Dezessete horas e trinta minutos - Por L.R.
Dezessete horas e vinte minutos, precisamente, em nosso relógio de parede antigo que ficava dependurado na parede da sala retangular. Esta era guarnecida por uma pintura de meu pai e minha mãe quando recém-casados, emoldurados em um quadro. Havia também uma foto isolada de meu irmão menor, como um bebê, de cabelos encaracolados e outro, onde se víamos nós cinco, os irmãos todos bem vestidos. Eles de terninho de calça curta, minha irmã e eu de vestidinhos rodados, meias soquetes e sapatinhos fechados. Todos nós tínhamos um sorriso, mas eu sorria mais; desde sempre gostei de sorrir, pois, me achava assim mais bonita. Em cima da cristaleira que suportava o peso de uma vitrola, encontrava-se também um pequeno barquinho de madeira sobre uma toalhinha de veludo bordô, onde se desenhava em alto relevo, um ramo de rosas.

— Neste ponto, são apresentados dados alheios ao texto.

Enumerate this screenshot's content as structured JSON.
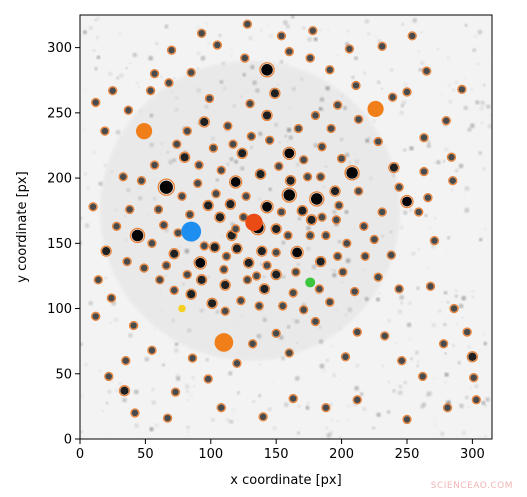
{
  "watermark": "SCIENCEAO.COM",
  "chart_data": {
    "type": "scatter",
    "title": "",
    "xlabel": "x coordinate [px]",
    "ylabel": "y coordinate [px]",
    "xlim": [
      0,
      315
    ],
    "ylim": [
      0,
      325
    ],
    "xticks": [
      0,
      50,
      100,
      150,
      200,
      250,
      300
    ],
    "yticks": [
      0,
      50,
      100,
      150,
      200,
      250,
      300
    ],
    "grid": false,
    "legend": "none",
    "background": "grayscale star-field image (white background, dark blobs)",
    "colors": {
      "ring": "#e8833a",
      "blue": "#1f8ef1",
      "orange": "#f07f1a",
      "red": "#ea4a14",
      "green": "#3cc43c",
      "yellow": "#f5d020"
    },
    "highlighted_points": [
      {
        "x": 85,
        "y": 159,
        "r": 8,
        "color": "blue"
      },
      {
        "x": 133,
        "y": 166,
        "r": 7,
        "color": "red"
      },
      {
        "x": 49,
        "y": 236,
        "r": 6.5,
        "color": "orange"
      },
      {
        "x": 226,
        "y": 253,
        "r": 6.5,
        "color": "orange"
      },
      {
        "x": 110,
        "y": 74,
        "r": 7.5,
        "color": "orange"
      },
      {
        "x": 176,
        "y": 120,
        "r": 4,
        "color": "green"
      },
      {
        "x": 78,
        "y": 100,
        "r": 3,
        "color": "yellow"
      }
    ],
    "stars": [
      [
        66,
        193,
        8
      ],
      [
        161,
        198,
        5
      ],
      [
        208,
        204,
        7
      ],
      [
        250,
        182,
        6
      ],
      [
        143,
        283,
        7
      ],
      [
        160,
        187,
        7
      ],
      [
        166,
        143,
        6
      ],
      [
        181,
        184,
        7
      ],
      [
        184,
        136,
        5
      ],
      [
        72,
        142,
        5
      ],
      [
        92,
        135,
        6
      ],
      [
        103,
        147,
        5
      ],
      [
        120,
        146,
        5
      ],
      [
        136,
        162,
        7
      ],
      [
        143,
        178,
        6
      ],
      [
        150,
        161,
        5
      ],
      [
        170,
        175,
        5
      ],
      [
        119,
        197,
        6
      ],
      [
        108,
        206,
        4
      ],
      [
        90,
        196,
        4
      ],
      [
        98,
        179,
        5
      ],
      [
        107,
        170,
        5
      ],
      [
        115,
        180,
        5
      ],
      [
        125,
        170,
        4
      ],
      [
        129,
        135,
        5
      ],
      [
        150,
        126,
        5
      ],
      [
        150,
        143,
        4
      ],
      [
        159,
        156,
        4
      ],
      [
        177,
        168,
        5
      ],
      [
        188,
        156,
        4
      ],
      [
        196,
        168,
        4
      ],
      [
        195,
        190,
        5
      ],
      [
        197,
        140,
        4
      ],
      [
        80,
        216,
        5
      ],
      [
        91,
        210,
        4
      ],
      [
        102,
        223,
        4
      ],
      [
        113,
        240,
        4
      ],
      [
        124,
        219,
        5
      ],
      [
        138,
        203,
        5
      ],
      [
        160,
        219,
        6
      ],
      [
        171,
        214,
        4
      ],
      [
        185,
        224,
        4
      ],
      [
        192,
        238,
        4
      ],
      [
        143,
        248,
        5
      ],
      [
        130,
        257,
        4
      ],
      [
        149,
        265,
        5
      ],
      [
        167,
        238,
        4
      ],
      [
        180,
        248,
        4
      ],
      [
        197,
        256,
        4
      ],
      [
        213,
        245,
        4
      ],
      [
        99,
        261,
        4
      ],
      [
        95,
        243,
        5
      ],
      [
        82,
        236,
        4
      ],
      [
        74,
        226,
        4
      ],
      [
        57,
        210,
        4
      ],
      [
        47,
        198,
        4
      ],
      [
        44,
        156,
        7
      ],
      [
        60,
        176,
        4
      ],
      [
        55,
        150,
        4
      ],
      [
        49,
        131,
        4
      ],
      [
        61,
        122,
        4
      ],
      [
        72,
        114,
        4
      ],
      [
        85,
        111,
        5
      ],
      [
        93,
        122,
        5
      ],
      [
        101,
        104,
        5
      ],
      [
        111,
        98,
        4
      ],
      [
        111,
        118,
        5
      ],
      [
        123,
        106,
        4
      ],
      [
        128,
        122,
        4
      ],
      [
        137,
        102,
        4
      ],
      [
        141,
        115,
        5
      ],
      [
        155,
        102,
        4
      ],
      [
        163,
        112,
        4
      ],
      [
        171,
        99,
        4
      ],
      [
        183,
        115,
        4
      ],
      [
        191,
        105,
        4
      ],
      [
        201,
        128,
        4
      ],
      [
        210,
        113,
        4
      ],
      [
        228,
        124,
        4
      ],
      [
        238,
        141,
        4
      ],
      [
        244,
        115,
        4
      ],
      [
        259,
        174,
        4
      ],
      [
        263,
        205,
        4
      ],
      [
        240,
        208,
        5
      ],
      [
        231,
        174,
        4
      ],
      [
        217,
        163,
        4
      ],
      [
        213,
        190,
        4
      ],
      [
        228,
        228,
        4
      ],
      [
        239,
        262,
        4
      ],
      [
        250,
        266,
        4
      ],
      [
        211,
        271,
        4
      ],
      [
        191,
        283,
        4
      ],
      [
        176,
        292,
        4
      ],
      [
        160,
        297,
        4
      ],
      [
        126,
        292,
        4
      ],
      [
        105,
        302,
        4
      ],
      [
        85,
        281,
        4
      ],
      [
        68,
        273,
        4
      ],
      [
        54,
        267,
        4
      ],
      [
        37,
        252,
        4
      ],
      [
        19,
        236,
        4
      ],
      [
        33,
        201,
        4
      ],
      [
        20,
        144,
        5
      ],
      [
        14,
        122,
        4
      ],
      [
        24,
        108,
        4
      ],
      [
        41,
        87,
        4
      ],
      [
        55,
        68,
        4
      ],
      [
        35,
        60,
        4
      ],
      [
        22,
        48,
        4
      ],
      [
        34,
        37,
        5
      ],
      [
        73,
        36,
        4
      ],
      [
        86,
        62,
        4
      ],
      [
        98,
        46,
        4
      ],
      [
        120,
        58,
        4
      ],
      [
        132,
        73,
        4
      ],
      [
        150,
        81,
        4
      ],
      [
        160,
        66,
        4
      ],
      [
        180,
        90,
        4
      ],
      [
        203,
        63,
        4
      ],
      [
        212,
        82,
        4
      ],
      [
        233,
        79,
        4
      ],
      [
        246,
        60,
        4
      ],
      [
        262,
        48,
        4
      ],
      [
        278,
        73,
        4
      ],
      [
        300,
        63,
        5
      ],
      [
        301,
        47,
        4
      ],
      [
        296,
        82,
        4
      ],
      [
        286,
        100,
        4
      ],
      [
        268,
        117,
        4
      ],
      [
        271,
        152,
        4
      ],
      [
        266,
        185,
        4
      ],
      [
        285,
        198,
        4
      ],
      [
        284,
        216,
        4
      ],
      [
        263,
        231,
        4
      ],
      [
        280,
        244,
        4
      ],
      [
        292,
        268,
        4
      ],
      [
        265,
        282,
        4
      ],
      [
        254,
        309,
        4
      ],
      [
        231,
        301,
        4
      ],
      [
        206,
        299,
        4
      ],
      [
        178,
        313,
        4
      ],
      [
        154,
        309,
        4
      ],
      [
        128,
        318,
        4
      ],
      [
        93,
        311,
        4
      ],
      [
        70,
        298,
        4
      ],
      [
        57,
        280,
        4
      ],
      [
        25,
        267,
        4
      ],
      [
        12,
        258,
        4
      ],
      [
        10,
        178,
        4
      ],
      [
        12,
        94,
        4
      ],
      [
        42,
        20,
        4
      ],
      [
        67,
        16,
        4
      ],
      [
        108,
        24,
        4
      ],
      [
        140,
        17,
        4
      ],
      [
        163,
        31,
        4
      ],
      [
        188,
        24,
        4
      ],
      [
        212,
        30,
        4
      ],
      [
        250,
        15,
        4
      ],
      [
        281,
        24,
        4
      ],
      [
        303,
        30,
        4
      ],
      [
        116,
        156,
        5
      ],
      [
        139,
        144,
        5
      ],
      [
        127,
        186,
        4
      ],
      [
        104,
        188,
        4
      ],
      [
        84,
        172,
        4
      ],
      [
        75,
        158,
        4
      ],
      [
        64,
        164,
        4
      ],
      [
        78,
        186,
        4
      ],
      [
        152,
        209,
        4
      ],
      [
        145,
        229,
        4
      ],
      [
        131,
        232,
        4
      ],
      [
        117,
        226,
        4
      ],
      [
        174,
        201,
        4
      ],
      [
        184,
        201,
        4
      ],
      [
        200,
        215,
        4
      ],
      [
        176,
        156,
        4
      ],
      [
        165,
        128,
        4
      ],
      [
        143,
        133,
        4
      ],
      [
        135,
        125,
        4
      ],
      [
        110,
        130,
        4
      ],
      [
        95,
        148,
        4
      ],
      [
        82,
        126,
        4
      ],
      [
        66,
        133,
        4
      ],
      [
        38,
        176,
        4
      ],
      [
        36,
        136,
        4
      ],
      [
        28,
        163,
        4
      ],
      [
        204,
        150,
        4
      ],
      [
        218,
        140,
        4
      ],
      [
        225,
        153,
        4
      ],
      [
        244,
        193,
        4
      ],
      [
        198,
        179,
        4
      ],
      [
        185,
        170,
        4
      ],
      [
        154,
        174,
        4
      ],
      [
        119,
        161,
        4
      ],
      [
        112,
        140,
        4
      ]
    ]
  }
}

Também sobre a mesa de madeira escura, quadrada, via-se o caminho de mesa bordô com rosas da mesma aplicação. Esta mesa era contornada de cadeiras estofadas castanho-escuro. Havia também nesta sala duas cômodas grandes, onde mamãe guardava seu enxoval de cama e mesa. Esse armário, foi para mim, assim como as malas que ficavam em cima do guarda-roupa, um grande motivo de curiosidade. Gostaria de remexer naquilo tudo e descobrir seus mistérios.
Saí dessa sala correndo. Tinha então dez anos de idade, fui até a salinha de estar onde um jogo de sofá amarelo com suas poltronas, vermelha e azul, uma mesinha de centro e um guarda chapéu compunham a decoração. Na parede um quadro grande da Arca de Noé.
Debrucei-me na janela da salinha e uma pessoa, um homem me disse:
_ Chame sua mãe! Eu gritei: _ Mãe! E ela veio ver o que era. Ele disse:
_Seu pai morreu. Caiu no rio.
Até àquela hora eu não sabia o que significava aquilo de morte, não havia sentido, o que era alguém tão próximo deixar o mundo? Olhei mamãe, seus olhos se encheram de água, trêmula. Papai já subia as escadas, e depois desse momento, quando todos parentes e vizinhos já estavam a par do acontecido, papai alugou um táxi e partimos para a fazenda.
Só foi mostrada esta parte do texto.